In Borongan, nuns play hoops (not mahjong)
BORONGAN CITY, Eastern Samar, Philippines — Nuns from different congregations let their hair down but kept their habits on as they showed off their skills dribbling, passing, and shooting the ball in a pickup game in this Eastern Samar city.
The religious sisters took part in the basketball event of the Vianney Cup, an annual sports festival and fellowship among the clergy and the religious from the city diocese, held this year from Aug. 8 to Aug. 9.
The tournament, organized in honor of St. John Marie Vianney, the patron saint of diocesan priests, also had volleyball, badminton, table tennis competitions, and other indoor sports — but not mahjong, the tile game which a recent controversial movie falsely depicted as the pastime of Cebu’s Carmelite nuns.
This year, the three teams vying for the top prize were named after Christian virtues: “Chastity,” “Poverty” and “Obedience.” Sister Mylene Malinao, 37, of the Living the Gospel Community, said she was thrilled to try the basketball skills she had learned as a teenager against her fellow nuns from the Diocese of Borongan.
Refreshing feeling
“It was the first time I played ball with other religious sisters,” she said.
“I love playing basketball and volleyball since my teenage days. It gives me satisfaction and a refreshing feeling because it keeps me active and gives me a break from my regular duties of praying and working in my apostolate,” Malinao said.
A nun’s life isn’t always that serious, said Sister Edel Betaizar of the Presentation of Mary congregation, since there can be time for games and exercise.
But mahjong is hardly ever their choice of diversion, she said.
The nun was alluding to the scene in the movie “Maid in Malacañang” showing the cloistered Carmelite nuns playing mahjong with future President Corazon Aquino at the height of the 1986 Edsa People Power Revolution that toppled the dictatorship of Ferdinand Marcos Sr.
Strange concept
Betaizar deplored the way the nuns were depicted in the movie, which angered many for its revisionist take on the last days of the Marcoses in the Palace before their exile to the United States.

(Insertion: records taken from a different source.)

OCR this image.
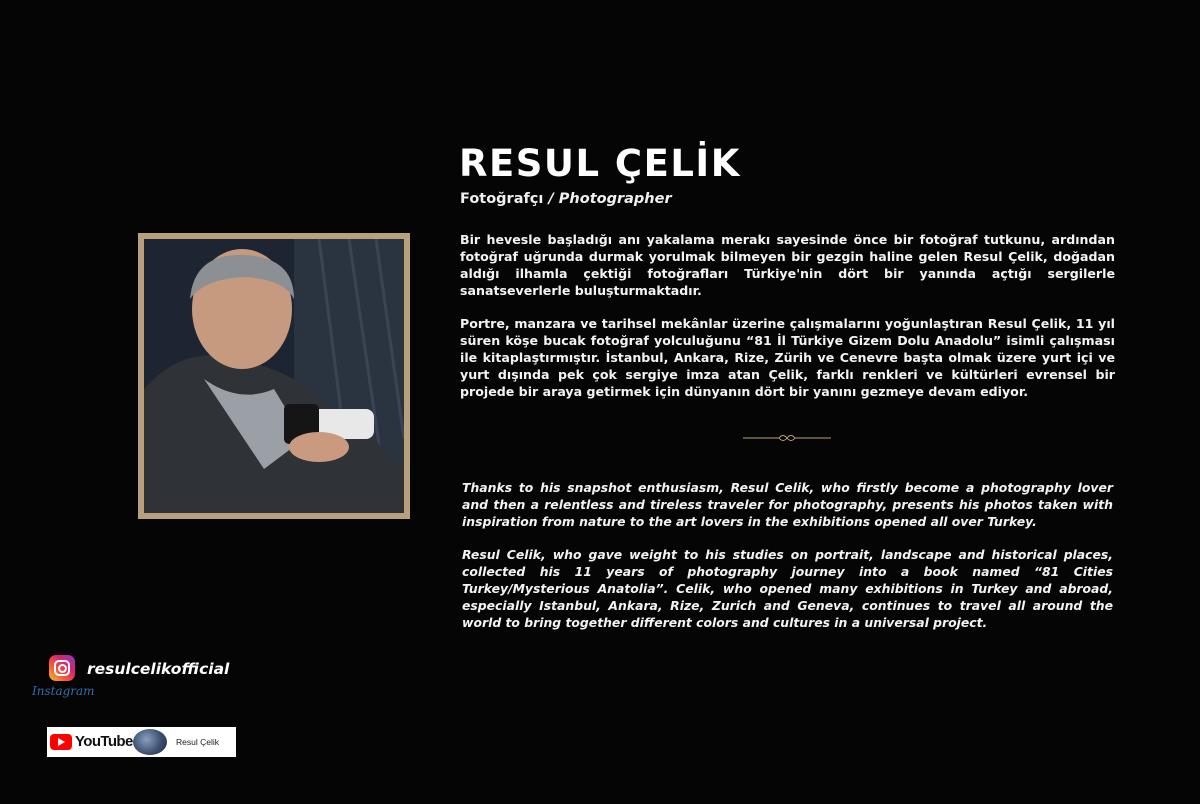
RESUL ÇELİK
Fotoğrafçı / Photographer

Bir hevesle başladığı anı yakalama merakı sayesinde önce bir fotoğraf tutkunu, ardından fotoğraf uğrunda durmak yorulmak bilmeyen bir gezgin haline gelen Resul Çelik, doğadan aldığı ilhamla çektiği fotoğrafları Türkiye'nin dört bir yanında açtığı sergilerle sanatseverlerle buluşturmaktadır.

Portre, manzara ve tarihsel mekânlar üzerine çalışmalarını yoğunlaştıran Resul Çelik, 11 yıl süren köşe bucak fotoğraf yolculuğunu “81 İl Türkiye Gizem Dolu Anadolu” isimli çalışması ile kitaplaştırmıştır. İstanbul, Ankara, Rize, Zürih ve Cenevre başta olmak üzere yurt içi ve yurt dışında pek çok sergiye imza atan Çelik, farklı renkleri ve kültürleri evrensel bir projede bir araya getirmek için dünyanın dört bir yanını gezmeye devam ediyor.

Thanks to his snapshot enthusiasm, Resul Celik, who firstly become a photography lover and then a relentless and tireless traveler for photography, presents his photos taken with inspiration from nature to the art lovers in the exhibitions opened all over Turkey.

Resul Celik, who gave weight to his studies on portrait, landscape and historical places, collected his 11 years of photography journey into a book named “81 Cities Turkey/Mysterious Anatolia”. Celik, who opened many exhibitions in Turkey and abroad, especially Istanbul, Ankara, Rize, Zurich and Geneva, continues to travel all around the world to bring together different colors and cultures in a universal project.

resulcelikofficial
Instagram
YouTube	Resul Çelik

“I have been a nun for 25 years and mahjong is a strange concept to me, more so the contemplative nuns in Cebu who were in the midst of fear and chaos at that time,” the nun said.
“[The mahjong scene] was totally fake and irresponsible. It shows how some people could go low for fame and money,” Betaizar said.
Sister Mary Josephine, a contemplative nun of the Order of St. Clare, shared the sentiment.
“I believe that anybody in his or her right mind will not think of leisure in the midst of a clear and present danger. As contemplatives, we spend our time in front of the tabernacle in prayer. It is a fake story and a lame depiction,” she said.
Turning to a happier subject, Sister Gina Rama of the Religious of the Virgin Mary said it was also her first time to participate in the Vianney Cup.
Team Poverty
“I have not seen this in other dioceses. Here, all the religious men and women and the diocesan clergy allot time for games and fellowship,” said Rama, who has been a nun for 24 years.In the end, Team Poverty emerged as overall winner, followed by Chastity and Obedience.
All of the participants went home with cash prizes, which were later turned over to an orphanage, a prison ministry and persons with disabilities.
In his opening address at the games, Borongan Bishop Crispin Varquez stressed the importance of journeying together as children of God, and of priests and the religious responding to the call to build not “our kingdom” but God’s.
“We do our ministry and charism, not to do what we want, but what God wants us to do. We serve the people entrusted to us not according to our plan but according to the plan of God,” he said.
And that plan, according to the bishop, includes having good, clean fun.